Proprietária das marcas Tommy Hilfiger e Calvin Klein, o grupo norte-americano PVH anunciou a abertura de uma investigação interna sobre as condições de trabalho em suas fábricas de roupa na Etiópia. De acordo com a Reuters, a ação partiu após a publicação de um relatório independente que denuncia violência verbal e discriminação regular contra os trabalhadores etíopes. Os funcionários estariam recebendo um salário de 12 cêntimos, um pouco mais de 50 centavos, por hora.
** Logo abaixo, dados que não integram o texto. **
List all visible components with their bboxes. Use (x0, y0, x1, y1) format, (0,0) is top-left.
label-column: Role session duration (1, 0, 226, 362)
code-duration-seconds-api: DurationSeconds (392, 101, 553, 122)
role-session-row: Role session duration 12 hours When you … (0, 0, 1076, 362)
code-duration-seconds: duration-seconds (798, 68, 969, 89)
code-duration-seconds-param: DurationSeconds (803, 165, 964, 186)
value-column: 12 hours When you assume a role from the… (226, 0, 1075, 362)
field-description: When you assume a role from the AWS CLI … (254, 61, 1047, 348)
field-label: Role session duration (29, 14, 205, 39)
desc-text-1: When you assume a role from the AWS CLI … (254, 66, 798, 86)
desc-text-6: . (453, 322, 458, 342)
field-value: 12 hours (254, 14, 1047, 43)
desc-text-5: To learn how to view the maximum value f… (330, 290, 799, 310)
As denúncias não param por ai. Segundo o Workers Rights Consortium (WRC), uma organização independente americana que monitoriza as condições de trabalho em fábricas em todo o mundo, os trabalhadores das fábricas de fornecedores da PVH na Etiópia são igualmente forçados a trabalhar horas extras não remuneradas. Caso forem surpreendidos bebendo água no posto de trabalho, o salário é reduzido. O relatório ainda aponta que recrutadores chegaram a examinar a barriga de algumas candidatas, para terem certeza que não estavam grávidas.

“Conduziremos uma investigação completa e tomaremos as medidas necessárias se as falhas forem constatadas”, afirmou um porta-voz da PVH em resposta as conclusões do relatório. “A PVH leva muito a sério as alegações mencionadas no relatório do WRC, notando, no entanto, que algumas das entrevistas realizadas no âmbito da investigação decorreram há dois anos e que a zona industrial de Awasa e as suas práticas evoluíram desde então”,  completou.

Vale destacar que a PVH ajudou a financiar a construção deste polo industrial no sul da Etiópia, um dos doze parques do gênero no país africano. A Etiópia se apresentou como uma alternativa mais barata para a produção de grandes marcas, como o grupo sueco H&M, conforme os custos de mão-de-obra, matérias-primas e impostos cresciam.

Estando entre os países mais pobres do continente africano, a Etiópia não possui uma lei que garante um salário mínimo vigente. Contudo, as empresas que compram no país têm um código de conduta que supostamente previne abusos, de acordo com o WRC. Questionados sobre o assunto, nenhum funcionário do Ministério do Trabalho etíope ou do gabinete do primeiro-ministro exibiu um parecer sobre as informações divulgadas.

“Infelizmente para os trabalhadores do setor do vestuário etíope, existe uma grande lacuna entre as exigências éticas das marcas e a realidade das pessoas que confecionam as suas roupas”, disse Penelope Kyritsis, pesquisadora do WRC.

De acordo com um porta-voz oficial da PVH, a confecção de produtos na Etiópia apoia a economia local e promove a criação de empregos. A companhia norte-amaricana aparece como uma das principais do mundo em seu segmento, tendo gerado uma receita de quase 9,7 bilhões de dólares (8,6 bilhões de euros) em 2018.

Um estudo realizado em janeiro pela Wage Indicator Foundation, que reúne dados sobre salários em todo o mundo, revelou que a maioria dos cerca de mil trabalhadores entrevistados nas fábricas de confeção da Etiópia ganha menos de 126,96 euros (R$ 559,94) por mês.